Venezuelan state oil company PDVSA has offered Russian counterpart Rosneft a stake in a joint venture in the country’s Orinoco Belt extra-heavy crude area, five industry sources said, in a sign of the Latin American nation’s dire economic situation and Moscow’s growing muscle there.
Rosneft (ROSN.MM), Russia’s top oil producer, has been offered a 10 percent stake in the Petropiar joint venture.
PDVSA [PDVSA.UL], as Petróleos de Venezuela SA is known, has a 70 percent share, and U.S. oil company Chevron Corp (CVX.N) holds 30 percent of the venture, which includes an oil field and a 210,000 barrel-per-day oil upgrader.
Two sources said the offer was part of a larger package offered to Rosneft as PDVSA seeks to raise money to pay suppliers and bondholders.
It is unclear if Rosneft will accept the offer. Financial details of the potential transaction were not immediately available.
PDVSA and Venezuela’s Oil Ministry did not respond to requests for comments. Chevron and Rosneft declined to comment.
A deal would see California-based Chevron working alongside state-owned Rosneft, which has been affected by U.S. sanctions against Russia.
But Chevron’s main concern is that accounting and transparency laws are less strict in Russia than in the United States, a source close to the matter said.
The proposal highlights Venezuela’s need for cash after the nation’s oil output fell about 10 percent last year, according to the Organization of the Petroleum Exporting Countries. This has worsened a recession that has millions of Venezuelans skipping meals amid food shortages and spiraling inflation.
The opposition-controlled National Assembly says President Nicolas Maduro’s unpopular government is resorting to surreptitiously selling strategic assets to weather the unprecedented crisis.
“Any deal of national interest must be approved by the National Assembly,” tweeted lawmaker Jose Guerra, head of congress’ finance commission, in reaction to Reuters’ article. “If PDVSA sells 10 (percent) of Petropiar to Rosneft, that sale is null and void.”
MOSCOW’S MUSCLE
Rosneft has already been gaining ground in Venezuela, an OPEC member.
Last year, the company paid $500 million to increase its stake in the Petromonagas joint venture from 16.7 percent to 40 percent, the maximum foreign partners are allowed to have under oil sector regulations created under late leader Hugo Chavez.
“The ballpark value of the two projects (Petromonagas and Petropiar) probably isn’t that different,” said Francisco Monaldi, fellow in Latin American energy policy at the Baker Institute in Houston.
The Petromonagas sale also raised the ire of the National Assembly, which said the purchase was illegal because Congress did not approve it. Critics have also said the stake was sold too cheaply.

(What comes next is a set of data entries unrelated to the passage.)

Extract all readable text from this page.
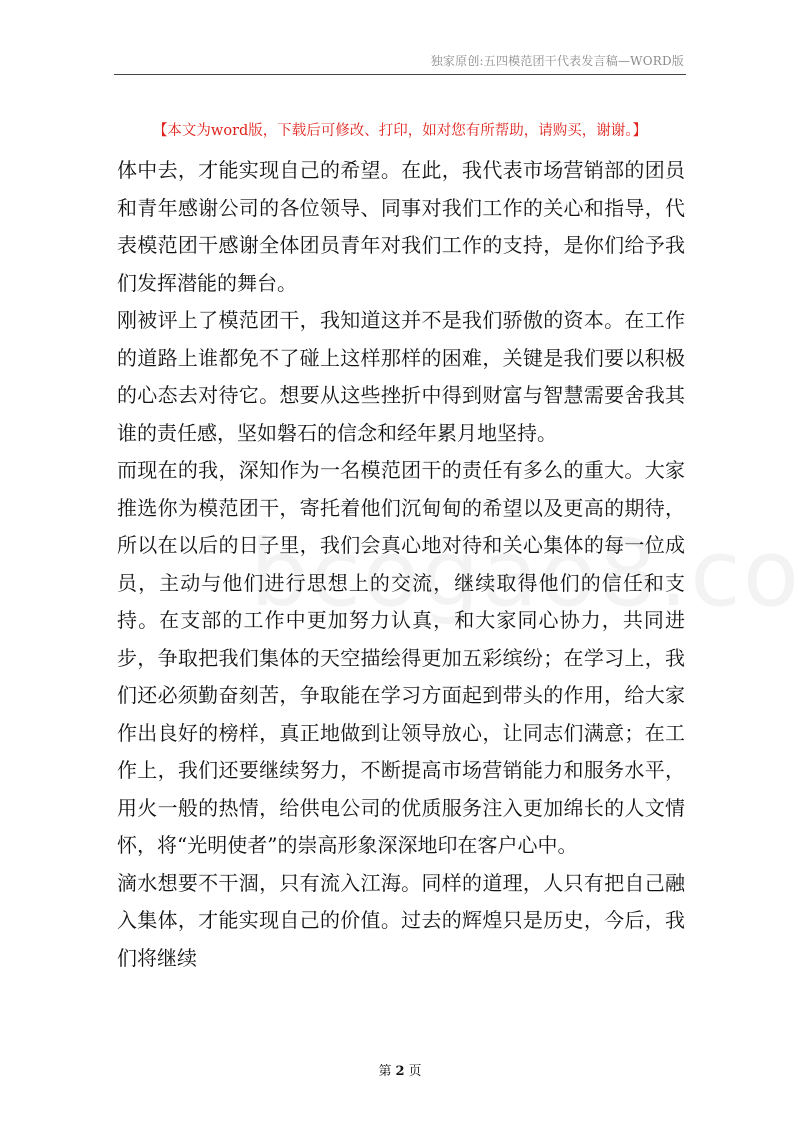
独家原创:五四模范团干代表发言稿—WORD版
【本文为word版，下载后可修改、打印，如对您有所帮助，请购买，谢谢。】

体中去，才能实现自己的希望。在此，我代表市场营销部的团员和青年感谢公司的各位领导、同事对我们工作的关心和指导，代表模范团干感谢全体团员青年对我们工作的支持，是你们给予我们发挥潜能的舞台。

刚被评上了模范团干，我知道这并不是我们骄傲的资本。在工作的道路上谁都免不了碰上这样那样的困难，关键是我们要以积极的心态去对待它。想要从这些挫折中得到财富与智慧需要舍我其谁的责任感，坚如磐石的信念和经年累月地坚持。

而现在的我，深知作为一名模范团干的责任有多么的重大。大家推选你为模范团干，寄托着他们沉甸甸的希望以及更高的期待，所以在以后的日子里，我们会真心地对待和关心集体的每一位成员，主动与他们进行思想上的交流，继续取得他们的信任和支持。在支部的工作中更加努力认真，和大家同心协力，共同进步，争取把我们集体的天空描绘得更加五彩缤纷；在学习上，我们还必须勤奋刻苦，争取能在学习方面起到带头的作用，给大家作出良好的榜样，真正地做到让领导放心，让同志们满意；在工作上，我们还要继续努力，不断提高市场营销能力和服务水平，用火一般的热情，给供电公司的优质服务注入更加绵长的人文情怀，将“光明使者”的崇高形象深深地印在客户心中。

滴水想要不干涸，只有流入江海。同样的道理，人只有把自己融入集体，才能实现自己的价值。过去的辉煌只是历史，今后，我们将继续

第 2 页
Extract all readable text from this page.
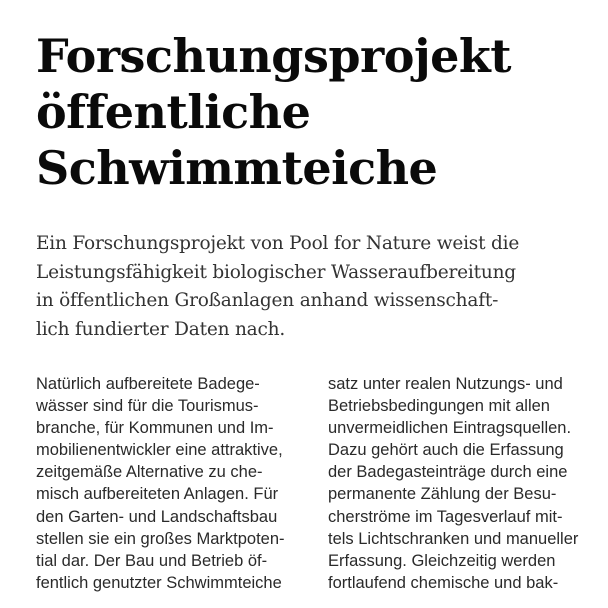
Forschungsprojekt
öffentliche
Schwimmteiche

Ein Forschungsprojekt von Pool for Nature weist die
Leistungsfähigkeit biologischer Wasseraufbereitung
in öffentlichen Großanlagen anhand wissenschaft-
lich fundierter Daten nach.

Natürlich aufbereitete Badege-
wässer sind für die Tourismus-
branche, für Kommunen und Im-
mobilienentwickler eine attraktive,
zeitgemäße Alternative zu che-
misch aufbereiteten Anlagen. Für
den Garten- und Landschaftsbau
stellen sie ein großes Marktpoten-
tial dar. Der Bau und Betrieb öf-
fentlich genutzter Schwimmteiche

satz unter realen Nutzungs- und
Betriebsbedingungen mit allen
unvermeidlichen Eintragsquellen.
Dazu gehört auch die Erfassung
der Badegasteinträge durch eine
permanente Zählung der Besu-
cherströme im Tagesverlauf mit-
tels Lichtschranken und manueller
Erfassung. Gleichzeitig werden
fortlaufend chemische und bak-
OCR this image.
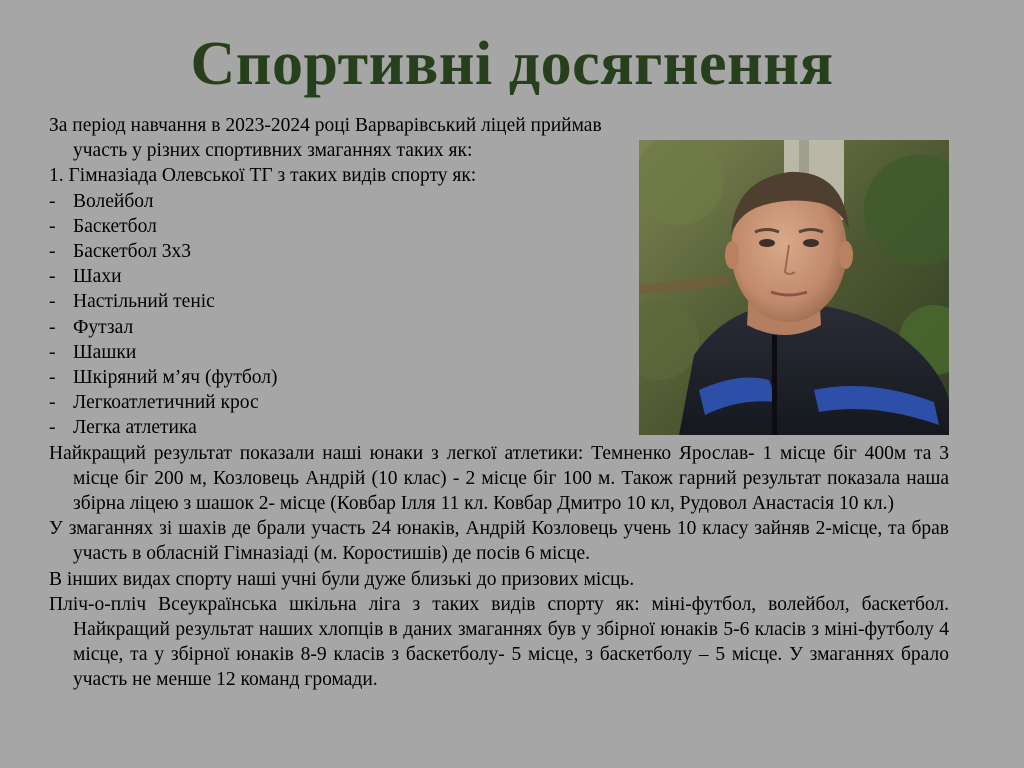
Спортивні досягнення

За період навчання в 2023-2024 році Варварівський ліцей приймав участь у різних спортивних змаганнях таких як:

1. Гімназіада Олевської ТГ з таких видів спорту як:

- Волейбол
- Баскетбол
- Баскетбол 3х3
- Шахи
- Настільний теніс
- Футзал
- Шашки
- Шкіряний м’яч (футбол)
- Легкоатлетичний крос
- Легка атлетика

Найкращий результат показали наші юнаки з легкої атлетики: Темненко Ярослав- 1 місце біг 400м та 3 місце біг 200 м, Козловець Андрій (10 клас) - 2 місце біг 100 м. Також гарний результат показала наша збірна ліцею з шашок 2- місце (Ковбар Ілля 11 кл. Ковбар Дмитро 10 кл, Рудовол Анастасія 10 кл.)

У змаганнях зі шахів де брали участь 24 юнаків, Андрій Козловець учень 10 класу зайняв 2-місце, та брав участь в обласній Гімназіаді (м. Коростишів) де посів 6 місце.

В інших видах спорту наші учні були дуже близькі до призових місць.

Пліч-о-пліч Всеукраїнська шкільна ліга з таких видів спорту як: міні-футбол, волейбол, баскетбол. Найкращий результат наших хлопців в даних змаганнях був у збірної юнаків 5-6 класів з міні-футболу 4 місце, та у збірної юнаків 8-9 класів з баскетболу- 5 місце, з баскетболу – 5 місце. У змаганнях брало участь не менше 12 команд громади.
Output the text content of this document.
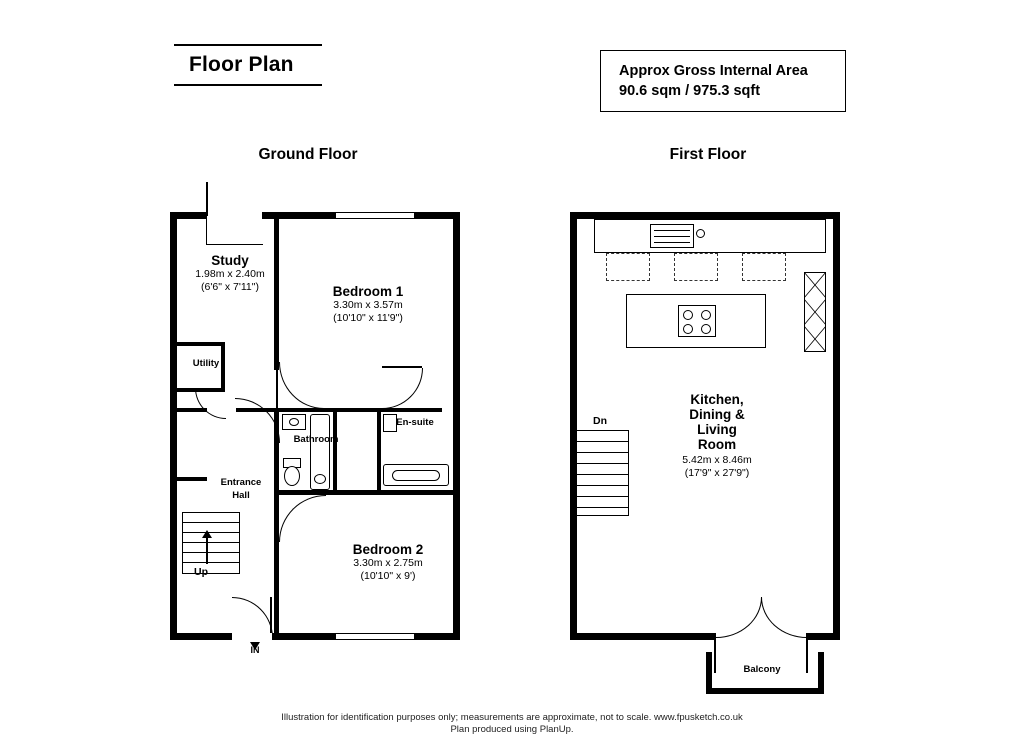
Floor Plan	Approx Gross Internal Area
90.6 sqm / 975.3 sqft
Ground Floor	First Floor
Study
1.98m x 2.40m
(6'6" x 7'11")	Bedroom 1
3.30m x 3.57m
(10'10" x 11'9")
Utility
Bathroom
En-suite
Entrance
Hall
Up
IN
Bedroom 2
3.30m x 2.75m
(10'10" x 9')
Dn
Kitchen,
Dining &
Living
Room
5.42m x 8.46m
(17'9" x 27'9")
Balcony
Illustration for identification purposes only; measurements are approximate, not to scale. www.fpusketch.co.uk
Plan produced using PlanUp.
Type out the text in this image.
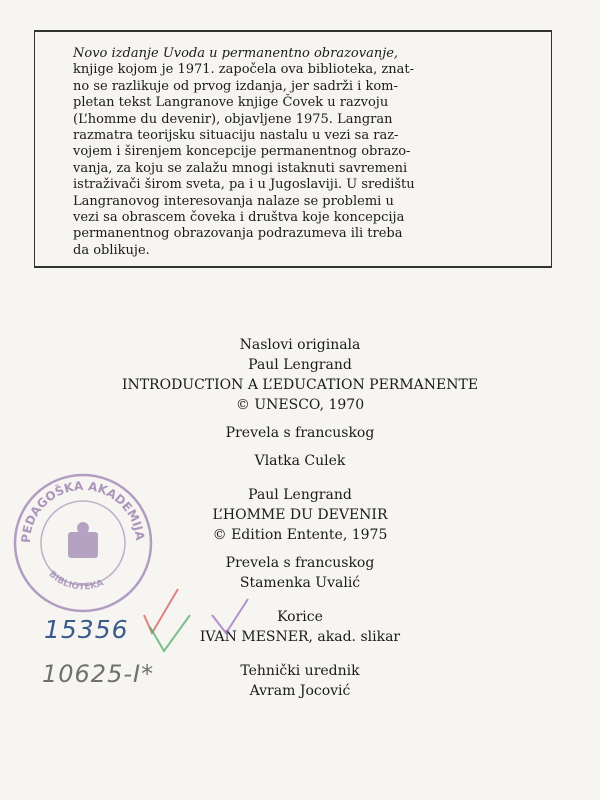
Novo izdanje Uvoda u permanentno obrazovanje,
knjige kojom je 1971. započela ova biblioteka, znat-
no se razlikuje od prvog izdanja, jer sadrži i kom-
pletan tekst Langranove knjige Čovek u razvoju
(L’homme du devenir), objavljene 1975. Langran
razmatra teorijsku situaciju nastalu u vezi sa raz-
vojem i širenjem koncepcije permanentnog obrazo-
vanja, za koju se zalažu mnogi istaknuti savremeni
istraživači širom sveta, pa i u Jugoslaviji. U središtu
Langranovog interesovanja nalaze se problemi u
vezi sa obrascem čoveka i društva koje koncepcija
permanentnog obrazovanja podrazumeva ili treba
da oblikuje.
Naslovi originala
Paul Lengrand
INTRODUCTION A L’EDUCATION PERMANENTE
© UNESCO, 1970
Prevela s francuskog
Vlatka Culek
Paul Lengrand
L’HOMME DU DEVENIR
© Edition Entente, 1975
Prevela s francuskog
Stamenka Uvalić
Korice
IVAN MESNER, akad. slikar
Tehnički urednik
Avram Jocović
PEDAGOŠKA AKADEMIJA
BIBLIOTEKA
15356
10625-I*
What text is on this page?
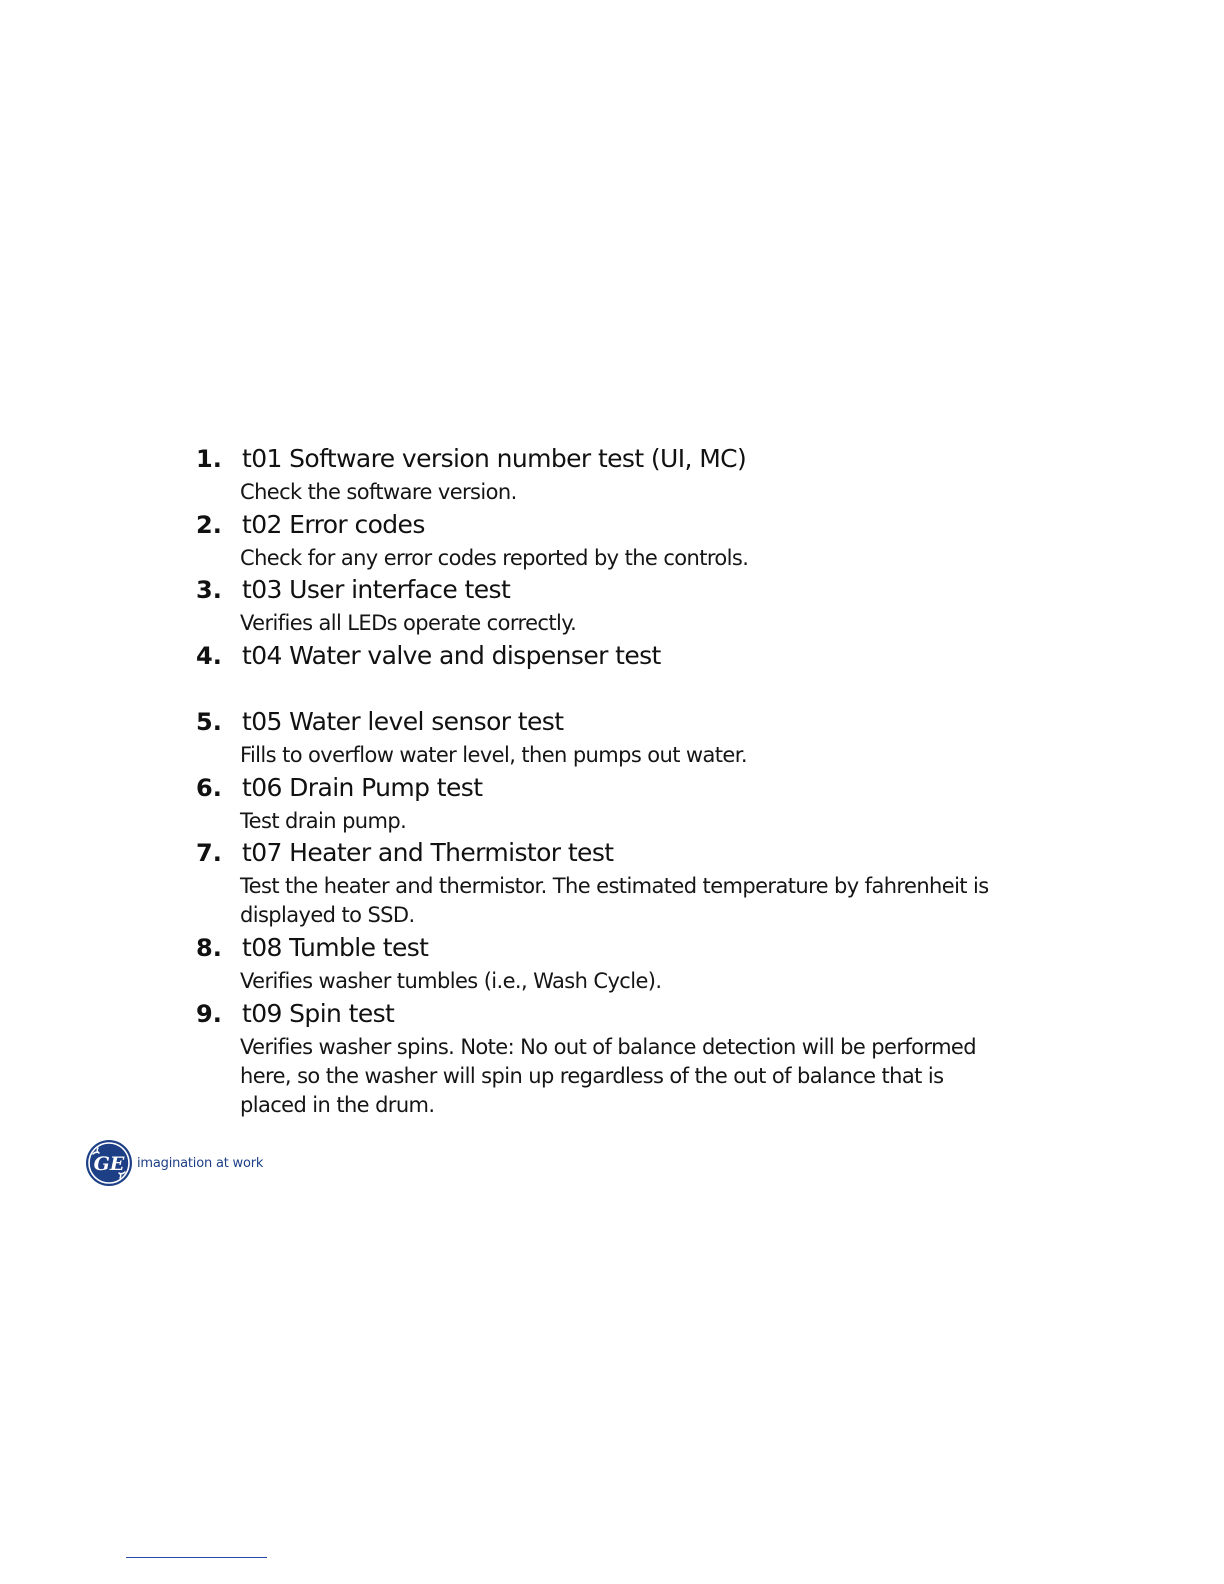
1. t01 Software version number test (UI, MC)
Check the software version.
2. t02 Error codes
Check for any error codes reported by the controls.
3. t03 User interface test
Verifies all LEDs operate correctly.
4. t04 Water valve and dispenser test
5. t05 Water level sensor test
Fills to overflow water level, then pumps out water.
6. t06 Drain Pump test
Test drain pump.
7. t07 Heater and Thermistor test
Test the heater and thermistor. The estimated temperature by fahrenheit is displayed to SSD.
8. t08 Tumble test
Verifies washer tumbles (i.e., Wash Cycle).
9. t09 Spin test
Verifies washer spins. Note: No out of balance detection will be performed here, so the washer will spin up regardless of the out of balance that is placed in the drum.
GE imagination at work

In another controversial move, PDVSA last year used 49.9 percent of its shares in coveted U.S. subsidiary Citgo as collateral for loan financing from Rosneft.
PDVSA said this month it had received $1.985 billion from an unnamed client in return for future oil shipments, with Citgo shares used as a guarantee.
In total, Rosneft has lent PDVSA between $4 billion and $5 billion, but the details of those deals have not been disclosed.
“We must thank life that Russia and the world have a Vladimir Putin,” Maduro said at a deal-signing event with Rosneft head Igor Sechin last year.
“I wanted to be here at this event because of how important relations with the new Russia are.”